# Where to download without Bit torrent



## thilina (Sep 30, 2006)

I cant download via bit torrent.But i hav a very fast connection.So tell me some sites to download Movies,games,anything .But these should not be using bit torrent!!


----------



## Third Eye (Sep 30, 2006)

thilina said:
			
		

> I cant download via bit torrent.But i hav a very fast connection.So tell me some sites to download Movies,games,anything .But these should not be using bit torrent!!



Downloading movies,full version games are illegal.If you have very fast connection then mention it's speed.

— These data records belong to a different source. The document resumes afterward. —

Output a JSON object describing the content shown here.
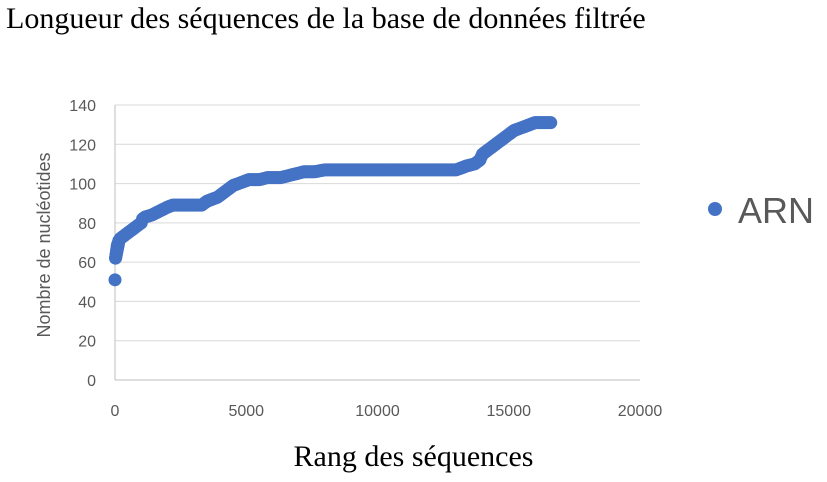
{
  "chart_data": {
    "type": "scatter",
    "title": "Longueur des séquences de la base de données filtrée",
    "xlabel": "Rang des séquences",
    "ylabel": "Nombre de nucléotides",
    "xlim": [
      0,
      20000
    ],
    "ylim": [
      0,
      140
    ],
    "xticks": [
      0,
      5000,
      10000,
      15000,
      20000
    ],
    "yticks": [
      0,
      20,
      40,
      60,
      80,
      100,
      120,
      140
    ],
    "grid": "horizontal",
    "legend_position": "right",
    "series": [
      {
        "name": "ARN",
        "color": "#4472C4",
        "points": [
          [
            0,
            51
          ],
          [
            20,
            62
          ],
          [
            40,
            64
          ],
          [
            60,
            66
          ],
          [
            80,
            68
          ],
          [
            100,
            69
          ],
          [
            150,
            71
          ],
          [
            200,
            72
          ],
          [
            300,
            73
          ],
          [
            400,
            74
          ],
          [
            500,
            75
          ],
          [
            600,
            76
          ],
          [
            700,
            77
          ],
          [
            800,
            78
          ],
          [
            900,
            79
          ],
          [
            1000,
            80
          ],
          [
            1050,
            82
          ],
          [
            1150,
            83
          ],
          [
            1400,
            84
          ],
          [
            1550,
            85
          ],
          [
            1700,
            86
          ],
          [
            1850,
            87
          ],
          [
            2000,
            88
          ],
          [
            2200,
            89
          ],
          [
            2600,
            89
          ],
          [
            3000,
            89
          ],
          [
            3300,
            89
          ],
          [
            3500,
            91
          ],
          [
            3700,
            92
          ],
          [
            3900,
            93
          ],
          [
            4100,
            95
          ],
          [
            4300,
            97
          ],
          [
            4500,
            99
          ],
          [
            4700,
            100
          ],
          [
            4900,
            101
          ],
          [
            5100,
            102
          ],
          [
            5500,
            102
          ],
          [
            5800,
            103
          ],
          [
            6300,
            103
          ],
          [
            6600,
            104
          ],
          [
            6900,
            105
          ],
          [
            7200,
            106
          ],
          [
            7600,
            106
          ],
          [
            8000,
            107
          ],
          [
            9000,
            107
          ],
          [
            10000,
            107
          ],
          [
            11000,
            107
          ],
          [
            12000,
            107
          ],
          [
            13000,
            107
          ],
          [
            13200,
            108
          ],
          [
            13400,
            109
          ],
          [
            13700,
            110
          ],
          [
            13900,
            112
          ],
          [
            14000,
            115
          ],
          [
            14200,
            117
          ],
          [
            14400,
            119
          ],
          [
            14600,
            121
          ],
          [
            14800,
            123
          ],
          [
            15000,
            125
          ],
          [
            15200,
            127
          ],
          [
            15400,
            128
          ],
          [
            15600,
            129
          ],
          [
            15800,
            130
          ],
          [
            16000,
            131
          ],
          [
            16300,
            131
          ],
          [
            16600,
            131
          ]
        ]
      }
    ]
  }
}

Best Site for download freeware games,softwares:

www.download.com

www.softpedia.com

www.soft32.com


----------



## thilina (Sep 30, 2006)

I download from a cafe.Connection is 100Mbps.
They dont allow to use torrents.
Dont about mentioned sites use Bit torrent??
I dont like Sites which gives links to public file uploading sites.They are slow
__________
Where to download Movies??
Games??


----------



## Third Eye (Sep 30, 2006)

Downloading full version games,movies are illegal,you can't download it freely.Just pay money from pocket for them.

Want download games but demos go here:

www.gamespot.com

www.gamershell.com

www.ign.com


----------



## QwertyManiac (Sep 30, 2006)

Well... simply put, having a fast connection he needs more warez... and which is insane.


----------



## knight17 (Oct 1, 2006)

The 100 MBPS is the network speed not the internet speed, I think
Ask them to install Opera, then you can use torrents no one will know.


----------



## jz2linkinpark (Oct 1, 2006)

LOL,100mbps, like we're in Korea or something...
hey,^^ could you explain how exactly we use torrents with opera?


----------



## Third Eye (Oct 1, 2006)

@thilina: 100MB is not the actual speed,mine is 256Kbps connection and connection tray shows 12Mbps.Go to that link and test the speed: www.speakeasy.net/speedtest/

Don't ask for illegal torrents,movies,games.


----------



## jz2linkinpark (Oct 1, 2006)

hey, what are all you peoples respectivew speeds with the site:
i aint telling mine, people might think i'm showing off


----------



## mehulved (Oct 1, 2006)

What you are trying is illegal. There's not going to be any help from here.
And yes the connection isn't 100mbps, it's just the max. speed supported by the LAN card nothing else.


----------